Het bewezen verklaarde levert op:
Zaak A:
diefstal.
Zaak B:
opzettelijk niet voldoen aan een bevel krachtens wettelijk voorschrift gedaan namens een ambtenaar met de uitoefening van enig toezicht belast.
Zaak C:
het in een besloten lokaal bij een ander in gebruik, wederrechtelijk binnendringen.
Zaak D:
diefstal.
Zaak E:
de voortgezette handeling van diefstal en poging tot oplichting.
Zaak F:
eenvoudige belediging, terwijl de belediging wordt aangedaan aan ambtenaren gedurende de rechtmatige uitoefening van hun bediening.
Zaak G:
diefstal.
Verklaart het bewezen verklaarde strafbaar.
Verklaart verdachte,
[verdachte], daarvoor strafbaar.
Legt op de
maatregel tot plaatsing in een inrichting voor stelselmatige dadersvoor de duur van
2 (twee) jaar.
Bepaalt dat het Openbaar Ministerie 6 (zes) maanden na aanvang van de tenuitvoerlegging van de maatregel de rechtbank zal berichten over de wenselijkheid of noodzakelijkheid van de voortzetting van de tenuitvoerlegging van de maatregel.

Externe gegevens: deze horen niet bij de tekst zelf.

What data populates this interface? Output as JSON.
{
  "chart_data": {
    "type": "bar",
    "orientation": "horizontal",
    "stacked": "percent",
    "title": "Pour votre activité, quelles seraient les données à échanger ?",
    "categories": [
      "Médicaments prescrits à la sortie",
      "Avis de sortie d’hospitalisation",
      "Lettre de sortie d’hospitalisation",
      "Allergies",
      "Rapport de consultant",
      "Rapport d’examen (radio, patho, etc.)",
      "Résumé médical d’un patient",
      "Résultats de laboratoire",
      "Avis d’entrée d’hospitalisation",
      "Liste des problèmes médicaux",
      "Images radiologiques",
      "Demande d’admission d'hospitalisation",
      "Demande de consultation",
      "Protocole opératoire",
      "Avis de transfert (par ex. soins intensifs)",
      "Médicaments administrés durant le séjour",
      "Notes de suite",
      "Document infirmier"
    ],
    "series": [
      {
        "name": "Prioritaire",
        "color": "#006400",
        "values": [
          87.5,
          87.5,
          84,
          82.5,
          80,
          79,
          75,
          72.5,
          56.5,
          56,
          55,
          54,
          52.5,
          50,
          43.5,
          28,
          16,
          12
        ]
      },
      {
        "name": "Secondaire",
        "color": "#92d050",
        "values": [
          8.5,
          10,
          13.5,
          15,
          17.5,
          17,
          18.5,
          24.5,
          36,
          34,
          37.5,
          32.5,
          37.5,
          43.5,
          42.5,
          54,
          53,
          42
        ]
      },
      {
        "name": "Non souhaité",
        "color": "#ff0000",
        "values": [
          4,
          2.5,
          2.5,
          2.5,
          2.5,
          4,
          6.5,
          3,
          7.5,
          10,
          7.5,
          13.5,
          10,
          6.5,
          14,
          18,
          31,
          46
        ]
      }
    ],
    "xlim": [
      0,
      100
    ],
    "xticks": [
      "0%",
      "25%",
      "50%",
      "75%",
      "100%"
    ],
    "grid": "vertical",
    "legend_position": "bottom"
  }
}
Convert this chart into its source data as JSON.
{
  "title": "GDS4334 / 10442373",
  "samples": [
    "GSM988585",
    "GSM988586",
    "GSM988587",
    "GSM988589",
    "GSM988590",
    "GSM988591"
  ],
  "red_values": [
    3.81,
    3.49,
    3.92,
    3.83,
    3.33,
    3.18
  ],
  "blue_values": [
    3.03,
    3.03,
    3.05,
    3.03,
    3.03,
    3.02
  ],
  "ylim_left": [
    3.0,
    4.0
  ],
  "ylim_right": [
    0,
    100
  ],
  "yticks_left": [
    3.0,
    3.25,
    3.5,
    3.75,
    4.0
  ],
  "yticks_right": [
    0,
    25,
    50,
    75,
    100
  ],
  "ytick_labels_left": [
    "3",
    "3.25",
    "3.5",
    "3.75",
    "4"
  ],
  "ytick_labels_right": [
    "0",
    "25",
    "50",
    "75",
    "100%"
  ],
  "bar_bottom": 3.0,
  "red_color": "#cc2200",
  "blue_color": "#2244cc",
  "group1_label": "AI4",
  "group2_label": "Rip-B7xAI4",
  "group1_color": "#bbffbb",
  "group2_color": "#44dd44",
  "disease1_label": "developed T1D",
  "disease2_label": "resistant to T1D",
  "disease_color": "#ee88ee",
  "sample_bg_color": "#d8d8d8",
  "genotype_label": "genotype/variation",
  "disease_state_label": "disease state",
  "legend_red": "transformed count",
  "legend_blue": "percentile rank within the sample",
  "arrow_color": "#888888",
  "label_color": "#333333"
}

Wijst af de vordering tot tenuitvoerlegging in de zaak met parketnummer 13/022648-19.
Wijst af de vordering tot tenuitvoerlegging in de zaak met parketnummer 13/058813-19.
Dit vonnis is gewezen door
mr. L. Dolfing, voorzitter,
mrs. R.A. Overbosch en M.F. Ferdinandusse, rechters,
in tegenwoordigheid van mr. N.M. van Trijp, griffier
en uitgesproken op de openbare terechtzitting van deze rechtbank van 23 januari 2020.